En pahalı sağlık hizmeti yaşandığını öne süren Özgen, “AKP’nin
19 yıldır uyguladığı tüm politikalarda olduğu gibi Sağlıkta Dönüşüm diye
başlattıkları politikanın da artık sonuna gelinmiştir. Türk halkı olarak
Cumhuriyet tarihimizin en paralı ve en pahalı sağlık hizmeti ile karşı
karşıyayız. Sağlık sistemi kendi kendini döndüremez bir duruma gelmiş,
kontrolden çıkmış ve her geçen gün daha da pahalılaşmaktadır. AKP hükümeti ile
19 yıldır ülkemiz emperyalist projelerle sömürülmekte ve hortumlanmaktadır.
Cumhuriyet kurumlarının içi boşaltılmış, fabrikalarımız satılmıştır. 2003
yılından itibaren Dünya Bankasının direktif ve teşvikleriyle uygulanmaya
başlanan sağlıkta dönüşüm politikası denilen canavar da bunlardan birisidir.
Başta göz boyayarak süslü hastaneler, süslü sağlık merkezleriyle başlayan bu
emperyalist proje ile bugün gelinen nokta, tamamen ücretsiz olacak denilen
fakat her geçen gün daha paralı ve pahalı hale gelen, halkımızın artık bu
ücretleri karşılayamaz hale geldiği, tedaviye başlasa bile her gün artan
ücretler nedeniyle tedavinin sonunu getiremediği, tüm nüfusun sigortalı
görünmesine rağmen, prim borcu nedeniyle milyonlarca vatandaşımızın sağlık
hizmeti alamadığı sürdürülemez bir noktaya gelmiştir. Halkımız bugün eczanelere
ilaç almak için gittiğinde her seferinde daha fazla ücret ödemekte, her
seferinde maaşından daha fazla para kesilmekte, bir sonraki ay ne kadar maaş
alacağını bilememekte, fiyat farkını kestirememekte, üstelik bu kesintilerin
doğruluğunu bile hesap edememektedir.
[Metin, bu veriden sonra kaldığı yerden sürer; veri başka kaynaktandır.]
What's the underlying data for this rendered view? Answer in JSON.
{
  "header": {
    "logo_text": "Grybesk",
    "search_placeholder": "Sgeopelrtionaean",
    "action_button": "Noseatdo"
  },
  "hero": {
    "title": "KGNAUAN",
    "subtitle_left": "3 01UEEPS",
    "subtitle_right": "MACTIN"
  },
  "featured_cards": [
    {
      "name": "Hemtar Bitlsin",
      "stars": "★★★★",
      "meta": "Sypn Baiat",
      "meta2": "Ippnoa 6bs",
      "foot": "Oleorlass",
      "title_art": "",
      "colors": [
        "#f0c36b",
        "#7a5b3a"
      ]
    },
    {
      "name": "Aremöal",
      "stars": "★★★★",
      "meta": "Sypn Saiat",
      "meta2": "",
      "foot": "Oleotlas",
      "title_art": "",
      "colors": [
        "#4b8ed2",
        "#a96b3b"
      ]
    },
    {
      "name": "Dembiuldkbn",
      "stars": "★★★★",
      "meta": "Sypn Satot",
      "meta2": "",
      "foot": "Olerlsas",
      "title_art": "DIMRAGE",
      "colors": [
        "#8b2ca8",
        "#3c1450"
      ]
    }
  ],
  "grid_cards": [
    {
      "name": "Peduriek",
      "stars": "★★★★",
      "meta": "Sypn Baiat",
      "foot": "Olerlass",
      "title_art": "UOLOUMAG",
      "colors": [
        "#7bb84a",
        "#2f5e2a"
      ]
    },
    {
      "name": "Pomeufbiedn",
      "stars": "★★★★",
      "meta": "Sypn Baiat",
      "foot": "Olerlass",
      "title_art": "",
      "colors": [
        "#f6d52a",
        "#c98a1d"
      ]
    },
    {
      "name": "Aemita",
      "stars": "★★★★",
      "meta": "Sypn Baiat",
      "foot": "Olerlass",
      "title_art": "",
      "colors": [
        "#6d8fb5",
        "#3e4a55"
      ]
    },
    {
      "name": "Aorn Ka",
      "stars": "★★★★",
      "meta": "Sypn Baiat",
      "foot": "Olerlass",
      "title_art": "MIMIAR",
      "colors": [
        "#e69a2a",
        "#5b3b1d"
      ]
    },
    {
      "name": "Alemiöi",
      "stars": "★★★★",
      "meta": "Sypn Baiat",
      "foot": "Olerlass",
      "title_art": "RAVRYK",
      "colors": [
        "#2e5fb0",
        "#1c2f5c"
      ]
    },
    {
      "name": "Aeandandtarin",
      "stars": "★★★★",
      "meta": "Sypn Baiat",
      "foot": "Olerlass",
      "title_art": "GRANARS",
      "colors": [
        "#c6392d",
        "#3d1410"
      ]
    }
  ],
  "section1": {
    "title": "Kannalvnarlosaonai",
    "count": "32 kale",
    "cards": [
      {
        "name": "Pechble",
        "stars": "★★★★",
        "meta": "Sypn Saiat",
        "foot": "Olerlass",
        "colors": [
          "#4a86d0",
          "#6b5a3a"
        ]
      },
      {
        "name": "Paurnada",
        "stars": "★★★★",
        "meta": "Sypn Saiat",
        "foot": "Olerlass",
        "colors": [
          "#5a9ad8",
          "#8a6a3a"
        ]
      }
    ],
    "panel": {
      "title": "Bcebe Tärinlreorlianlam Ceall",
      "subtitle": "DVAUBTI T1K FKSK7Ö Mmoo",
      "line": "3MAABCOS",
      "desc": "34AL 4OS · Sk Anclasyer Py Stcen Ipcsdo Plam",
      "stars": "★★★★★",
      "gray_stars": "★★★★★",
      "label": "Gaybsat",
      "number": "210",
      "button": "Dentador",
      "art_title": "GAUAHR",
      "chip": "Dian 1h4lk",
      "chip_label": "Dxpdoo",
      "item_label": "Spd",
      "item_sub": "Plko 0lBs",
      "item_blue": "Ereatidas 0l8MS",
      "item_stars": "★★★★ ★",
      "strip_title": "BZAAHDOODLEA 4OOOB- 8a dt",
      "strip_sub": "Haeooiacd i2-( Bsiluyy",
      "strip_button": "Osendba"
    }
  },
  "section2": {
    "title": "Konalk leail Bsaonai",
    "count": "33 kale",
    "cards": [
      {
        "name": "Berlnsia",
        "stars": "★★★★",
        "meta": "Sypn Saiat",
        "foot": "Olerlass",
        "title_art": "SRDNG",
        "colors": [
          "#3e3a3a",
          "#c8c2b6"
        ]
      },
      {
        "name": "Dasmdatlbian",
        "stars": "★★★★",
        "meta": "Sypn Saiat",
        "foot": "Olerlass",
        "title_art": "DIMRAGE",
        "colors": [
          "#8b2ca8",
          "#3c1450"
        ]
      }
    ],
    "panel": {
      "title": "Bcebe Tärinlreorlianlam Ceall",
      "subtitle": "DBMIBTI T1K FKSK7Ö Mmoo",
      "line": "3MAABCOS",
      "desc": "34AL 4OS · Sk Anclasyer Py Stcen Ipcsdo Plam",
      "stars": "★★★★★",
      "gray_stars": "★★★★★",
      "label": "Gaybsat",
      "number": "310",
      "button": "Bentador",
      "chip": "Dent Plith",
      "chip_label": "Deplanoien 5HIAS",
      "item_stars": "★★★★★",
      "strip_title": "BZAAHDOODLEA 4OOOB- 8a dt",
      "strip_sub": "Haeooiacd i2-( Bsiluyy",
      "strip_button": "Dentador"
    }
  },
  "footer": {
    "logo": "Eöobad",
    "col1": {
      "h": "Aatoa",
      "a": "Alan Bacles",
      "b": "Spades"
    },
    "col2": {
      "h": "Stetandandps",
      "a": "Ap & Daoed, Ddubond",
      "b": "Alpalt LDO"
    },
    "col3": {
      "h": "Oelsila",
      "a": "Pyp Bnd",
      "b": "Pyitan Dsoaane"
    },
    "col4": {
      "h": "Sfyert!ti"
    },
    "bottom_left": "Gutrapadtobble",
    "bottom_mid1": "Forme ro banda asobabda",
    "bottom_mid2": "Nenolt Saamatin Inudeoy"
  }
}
Hal böyleyken itibardan tasarruf olmaz
diyerek günlük 10 milyon TL harcaması olan saray hükümetine halkın sağlığıyla
oynadığınız artık yeter diyoruz” şeklinde konuştu.
“HALK SAĞLIĞINDAN
TASARRUF OLMAZ”
Özgen konuşmasını şu sözleriyle sonlandırdı:
“Bizlere göre devletin itibarı; halkın refahının yüksekliği,
gelirinin yüksekliği, ele güne muhtaç olmamasının gerçekliği ile ölçülür.
Atatürk’ ün gösterdiği muasır medeniyet ölçütleri de bunlardır. İşte Cumhuriyet
Halk Partisi ile AKP arasındaki zihniyet farkı da budur. Sosyal bir devlette
Sosyal Güvenlik Kurumları kar amacı güdülerek kurulan kurumlar değildir. Halkın
sağlığı ise; rant kapısı hiç değildir! Ama Covid aşısından bile rant devşirmeye
çalışan ve bu yüzden halkı aylarca aşısız bırakan AKP hükümetinin halk
sağlığında ülkeyi getirdiği nokta artık tüm halkımızca görülmektedir. Dolayısıyla;
buradan AKP hükümetine sesleniyoruz. Tasarrufu halkın sağlığından değil; 5’li
çeteye çektiğiniz peşkeşden, kendi kurduğunuz saray hükümetinin İsrafından
Yapın. Halk sağlığından tasarruf olmaz!”